Под конец дня Лорис принял энергичное решение остановить эту напрасную бойню. Он попросил меня, за неимением адъютантов и ординарцев, передать – на словах – это его приказание Гейману, обретавшемуся внизу, в лощине. Я вытаращил глаза. «Да он мне не поверит, – возразил я, – к тому же я вовсе не желаю иметь перед войсками вид человека, стремящегося «отличиться» и орденочки заслужить. Ни за что не пойду!» Пришлось послать первого подъехавшего офицера, за ним второго, а там третьего и т. д. В.А. Гейман не хотел прерывать боя и намеревался «докончить атаку» следующим утром.
Аорис настоял-таки на своем и, ввиду выступления из турецкого лагеря каких-то войск, с вероятною целью зайти к нам справа во фланг или даже и в тыл, он вместе со мною и с тремя казаками поскакал направо, за 2—3 версты, чтобы развести костры, могущие показаться туркам за знак существования тут особого русского отряда... Турецкая колонна вернулась восвояси, и нас больше никто не беспокоил.
X
Известно, с какою заботливостью и с каким искусством совершил Лорис опасное отступление от Зивина, через соганлугские теснины, где сотня турецких башибузуков легко могла задержать весь наш отряд... Впечатлительный Лорис преувеличивал себе значение неудачи. Он торопился, чтобы застать еще под Карсом главнокомандующего, упросить его вытребовать подкрепления. С мужеством духа, по достоинству оцененным тогда всею русскою печатью, он взял на себя ответственность снять фиктивную «осаду» Карса и отступить со всем отрядом к Кюрук-Дара, в ожидании прихода настоятельно потребованных новых дивизий.
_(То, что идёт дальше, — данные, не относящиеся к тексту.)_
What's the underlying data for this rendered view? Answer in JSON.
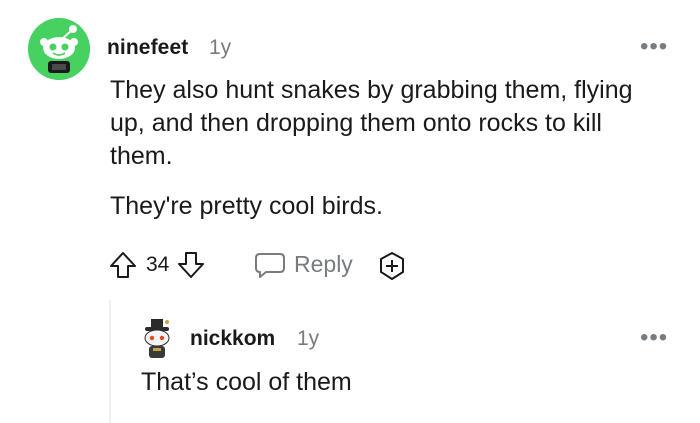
{
  "comment": {
    "author": "ninefeet",
    "age": "1y",
    "more_label": "•••",
    "avatar_icon": "snoo-avatar-icon",
    "paragraphs": [
      "They also hunt snakes by grabbing them, flying up, and then dropping them onto rocks to kill them.",
      "They're pretty cool birds."
    ],
    "score": "34",
    "reply_label": "Reply",
    "icons": {
      "upvote": "upvote-arrow-icon",
      "downvote": "downvote-arrow-icon",
      "reply": "speech-bubble-icon",
      "award": "award-plus-icon"
    }
  },
  "reply": {
    "author": "nickkom",
    "age": "1y",
    "more_label": "•••",
    "avatar_icon": "snoo-avatar-icon",
    "text": "That’s cool of them"
  },
  "colors": {
    "avatar_bg": "#46d160",
    "meta_gray": "#787c7e",
    "thread_line": "#edeff1",
    "text": "#1a1a1b"
  }
}
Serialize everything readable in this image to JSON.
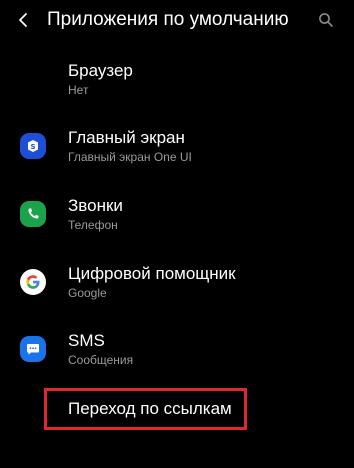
{
  "header": {
    "title": "Приложения по умолчанию",
    "back_icon": "chevron-left-icon",
    "search_icon": "search-icon"
  },
  "items": [
    {
      "title": "Браузер",
      "subtitle": "Нет",
      "icon": "none"
    },
    {
      "title": "Главный экран",
      "subtitle": "Главный экран One UI",
      "icon": "home-screen-icon",
      "color": "#1f4fd6"
    },
    {
      "title": "Звонки",
      "subtitle": "Телефон",
      "icon": "phone-icon",
      "color": "#1aa34a"
    },
    {
      "title": "Цифровой помощник",
      "subtitle": "Google",
      "icon": "google-icon",
      "color": "#ffffff"
    },
    {
      "title": "SMS",
      "subtitle": "Сообщения",
      "icon": "messages-icon",
      "color": "#1a73e8"
    }
  ],
  "link_handling": {
    "title": "Переход по ссылкам",
    "highlight_color": "#e0262e"
  }
}
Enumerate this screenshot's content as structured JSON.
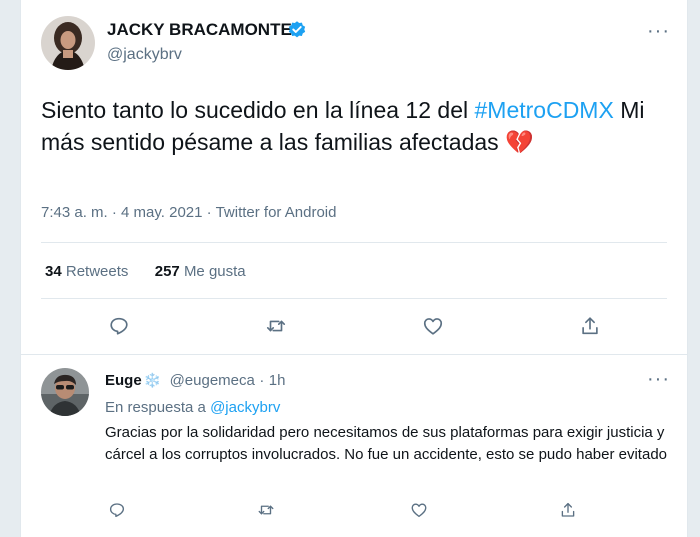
{
  "tweet": {
    "author_name": "JACKY BRACAMONTES",
    "handle": "@jackybrv",
    "text_before_hashtag": "Siento tanto lo sucedido en la línea 12 del",
    "hashtag": "#MetroCDMX",
    "text_after_hashtag": " Mi más sentido pésame a las familias afectadas ",
    "emoji": "💔",
    "time": "7:43 a. m.",
    "separator": "·",
    "date": "4 may. 2021",
    "source": "Twitter for Android",
    "retweets_count": "34",
    "retweets_label": "Retweets",
    "likes_count": "257",
    "likes_label": "Me gusta",
    "more_label": "···"
  },
  "reply": {
    "author_name": "Euge",
    "name_emoji": "❄️",
    "handle": "@eugemeca",
    "separator": "·",
    "time_ago": "1h",
    "replying_to_label": "En respuesta a",
    "replying_to_handle": "@jackybrv",
    "text": "Gracias por la solidaridad pero necesitamos de sus plataformas para exigir justicia y cárcel a los corruptos involucrados. No fue un accidente, esto se pudo haber evitado",
    "more_label": "···"
  },
  "colors": {
    "accent": "#1da1f2",
    "verified": "#1da1f2",
    "muted": "#5b7083",
    "divider": "#e1e8ed"
  },
  "icons": [
    "verified-badge-icon",
    "reply-icon",
    "retweet-icon",
    "like-icon",
    "share-icon",
    "more-icon"
  ]
}
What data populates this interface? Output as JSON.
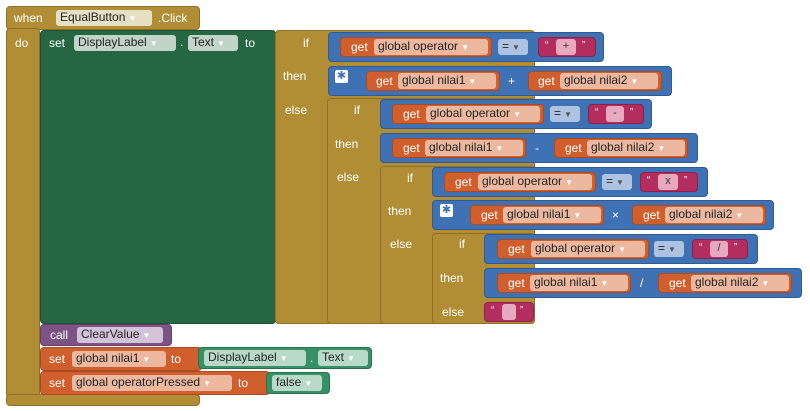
{
  "event": {
    "when_label": "when",
    "component": "EqualButton",
    "event_name": ".Click",
    "do_label": "do"
  },
  "set_display": {
    "set_label": "set",
    "component": "DisplayLabel",
    "dot": ".",
    "property": "Text",
    "to_label": "to"
  },
  "ifelse": {
    "if_label": "if",
    "then_label": "then",
    "else_label": "else"
  },
  "get_label": "get",
  "vars": {
    "operator": "global operator",
    "nilai1": "global nilai1",
    "nilai2": "global nilai2",
    "operatorPressed": "global operatorPressed"
  },
  "compare_op": "=",
  "ops": {
    "plus": "+",
    "minus": "-",
    "times": "×",
    "divide": "/"
  },
  "strings": {
    "plus": "+",
    "minus": "-",
    "times": "x",
    "divide": "/",
    "empty": " "
  },
  "quote_open": "“",
  "quote_close": "”",
  "call": {
    "call_label": "call",
    "procedure": "ClearValue"
  },
  "set_nilai1": {
    "set_label": "set",
    "variable": "global nilai1",
    "to_label": "to",
    "component": "DisplayLabel",
    "dot": ".",
    "property": "Text"
  },
  "set_opPressed": {
    "set_label": "set",
    "variable": "global operatorPressed",
    "to_label": "to",
    "value": "false"
  },
  "colors": {
    "event": "#b18e35",
    "setter": "#266643",
    "control": "#b18e35",
    "math": "#3f71b5",
    "variable": "#d05f2d",
    "text": "#b32d5e",
    "procedure": "#7c5385",
    "logic": "#389067"
  },
  "icons": {
    "dropdown": "triangle-down",
    "mutator": "gear-icon"
  }
}
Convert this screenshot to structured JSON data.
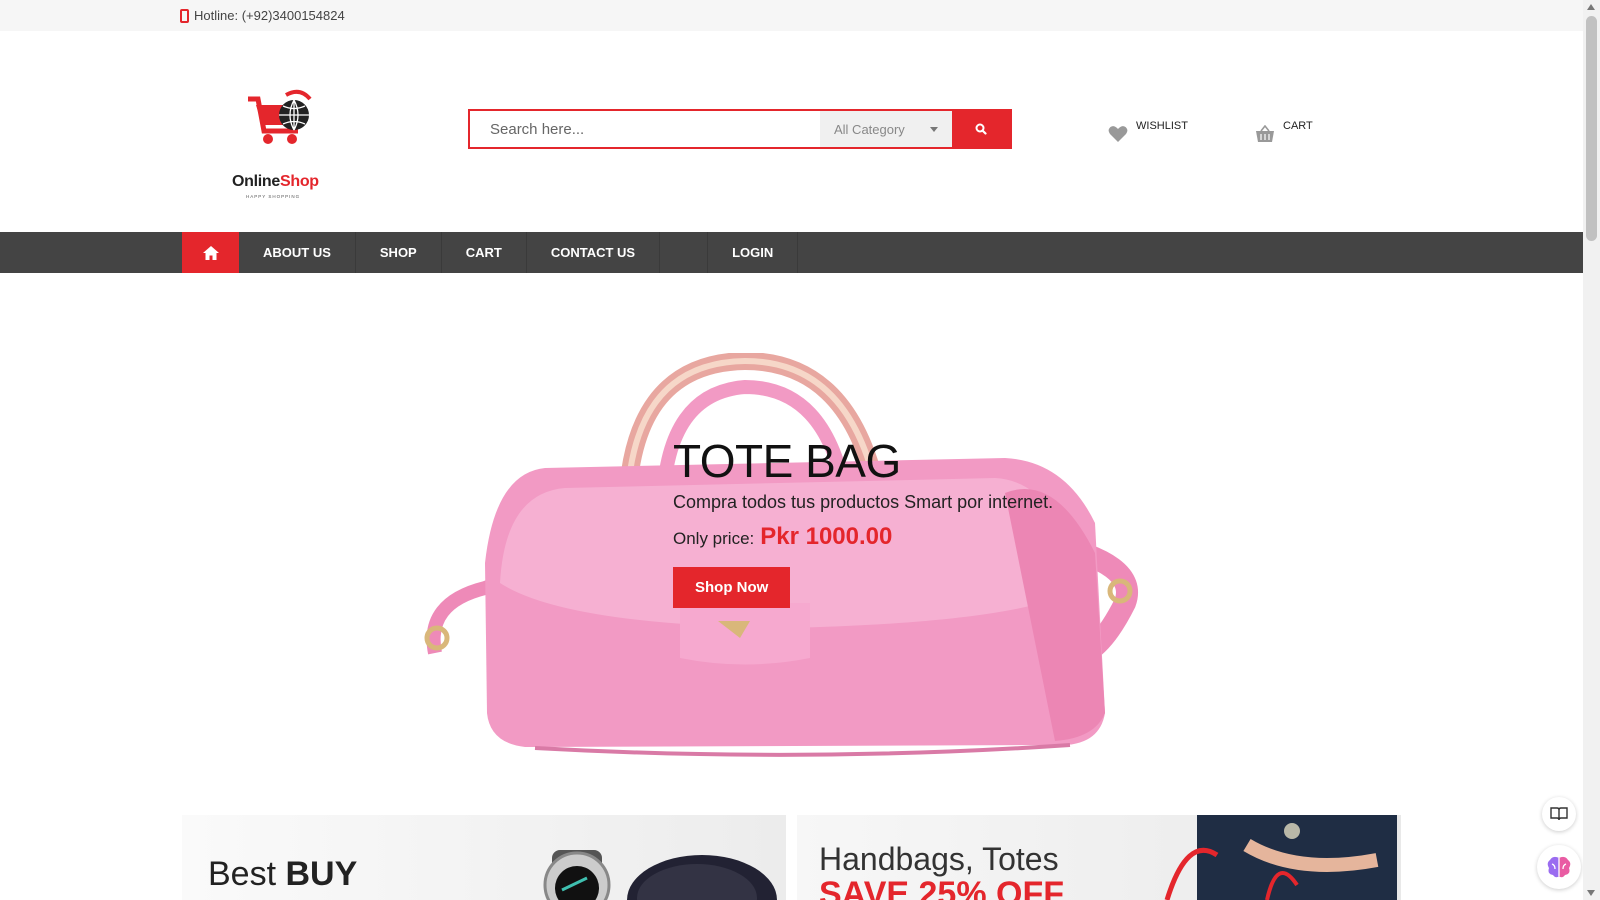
{
  "topbar": {
    "hotline": "Hotline: (+92)3400154824",
    "phone_icon": "mobile-phone-icon"
  },
  "logo": {
    "brand_part1": "Online",
    "brand_part2": "Shop",
    "tagline": "HAPPY SHOPPING",
    "icon": "shopping-cart-globe-icon"
  },
  "search": {
    "placeholder": "Search here...",
    "category": "All Category",
    "button_icon": "search-icon"
  },
  "header_links": {
    "wishlist": "WISHLIST",
    "cart": "CART"
  },
  "nav": {
    "home_icon": "home-icon",
    "items": [
      "ABOUT US",
      "SHOP",
      "CART",
      "CONTACT US"
    ],
    "login": "LOGIN"
  },
  "hero": {
    "title": "TOTE BAG",
    "subtitle": "Compra todos tus productos Smart por internet.",
    "price_label": "Only price:",
    "price": "Pkr 1000.00",
    "button": "Shop Now"
  },
  "banners": {
    "left_text": "Best",
    "left_bold": "BUY",
    "right_line1": "Handbags, Totes",
    "right_line2": "SAVE 25% OFF"
  },
  "colors": {
    "accent": "#e4262c",
    "nav_bg": "#444444",
    "bag_pink": "#f29ac4"
  }
}
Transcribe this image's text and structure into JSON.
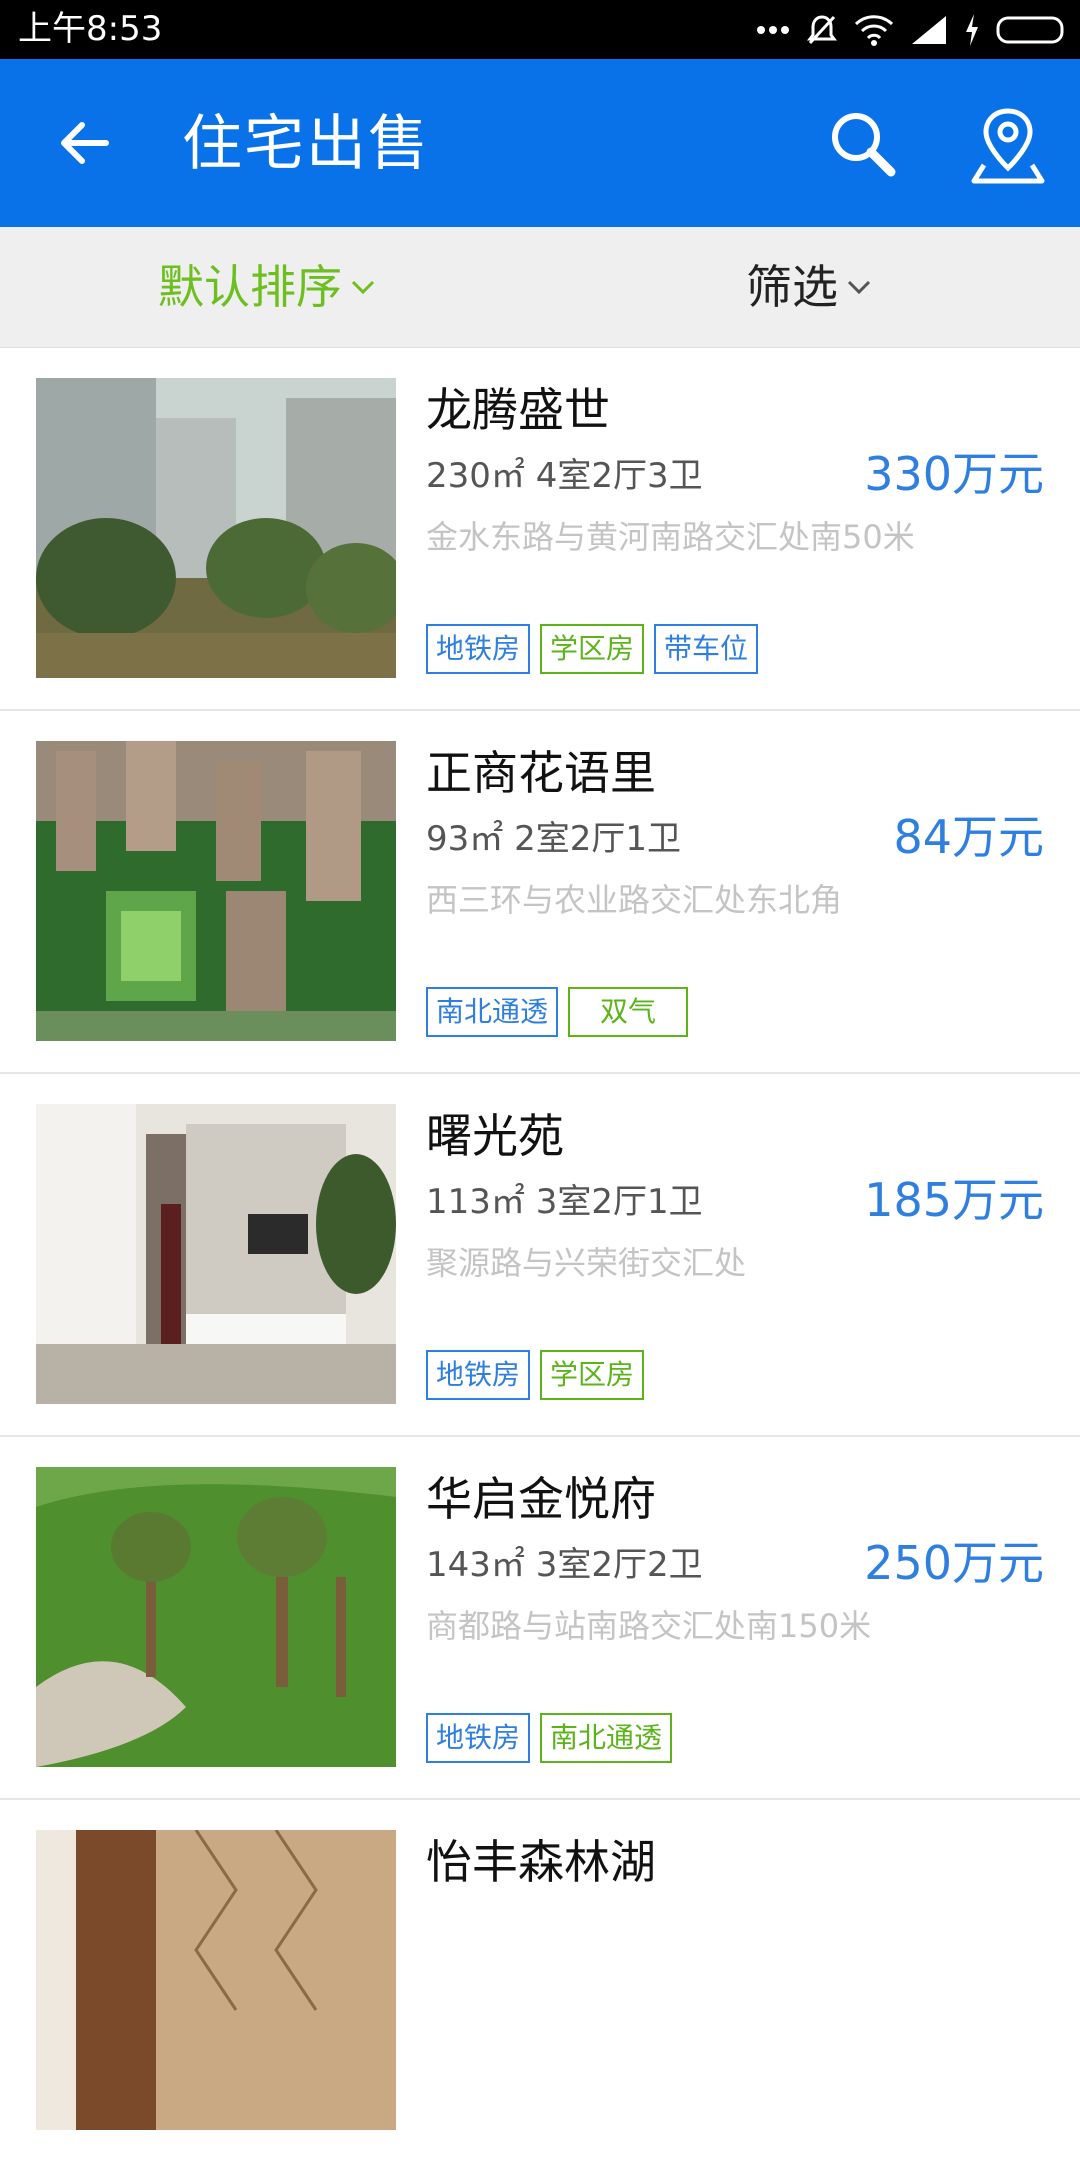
{
  "status": {
    "time": "上午8:53"
  },
  "appbar": {
    "title": "住宅出售"
  },
  "filters": {
    "sort_label": "默认排序",
    "filter_label": "筛选"
  },
  "colors": {
    "primary": "#0a72e8",
    "price": "#2f7fe0",
    "sort_active": "#6cbf1f",
    "tag_blue": "#2f7fe0",
    "tag_green": "#5cb31a",
    "address": "#c4c4c4"
  },
  "listings": [
    {
      "name": "龙腾盛世",
      "spec": "230㎡ 4室2厅3卫",
      "price": "330万元",
      "address": "金水东路与黄河南路交汇处南50米",
      "tags": [
        {
          "label": "地铁房",
          "color": "blue"
        },
        {
          "label": "学区房",
          "color": "green"
        },
        {
          "label": "带车位",
          "color": "blue"
        }
      ]
    },
    {
      "name": "正商花语里",
      "spec": "93㎡ 2室2厅1卫",
      "price": "84万元",
      "address": "西三环与农业路交汇处东北角",
      "tags": [
        {
          "label": "南北通透",
          "color": "blue"
        },
        {
          "label": "双气",
          "color": "green"
        }
      ]
    },
    {
      "name": "曙光苑",
      "spec": "113㎡ 3室2厅1卫",
      "price": "185万元",
      "address": "聚源路与兴荣街交汇处",
      "tags": [
        {
          "label": "地铁房",
          "color": "blue"
        },
        {
          "label": "学区房",
          "color": "green"
        }
      ]
    },
    {
      "name": "华启金悦府",
      "spec": "143㎡ 3室2厅2卫",
      "price": "250万元",
      "address": "商都路与站南路交汇处南150米",
      "tags": [
        {
          "label": "地铁房",
          "color": "blue"
        },
        {
          "label": "南北通透",
          "color": "green"
        }
      ]
    },
    {
      "name": "怡丰森林湖",
      "spec": "",
      "price": "",
      "address": "",
      "tags": []
    }
  ]
}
Ввиду этих решений, я еще до их приведения в исполнение покинул отряд, чтобы поехать в Тифлис, отдохнуть на время, а если удастся, то и понаведаться в прочих наших отрядах...
XI
40-я дивизия пришла в Кюрук-Дара вместе с некоторыми частями рионского отряда в конце июля. С последними ее эшелонами и я приехал туда, в компании новоиспеченного корреспондента «Нового времени» П.А. Измайлова, более преуспевшего на арене тифлисского городского самоуправления, чем в роли военного корреспондента. Нужно прибавить, что главная цель моей поездки в Тифлис заключалась в желании устроить так или сяк печатание своих корреспонденций отдельными выпусками ввиду того, что способ ведения кн. К.А. Бебутовым «Тифлисского вестника», где печатались до тех пор мои русские
^
«Походные письма», в связи с кое-какими личными раздорами, не позволял уже мне сотрудничать в этой газете. Д.А. Кобяков любезно согласился стать моим издателем, и я собирался посылать ему более обстоятельные, а уже не летучие описания и заметки.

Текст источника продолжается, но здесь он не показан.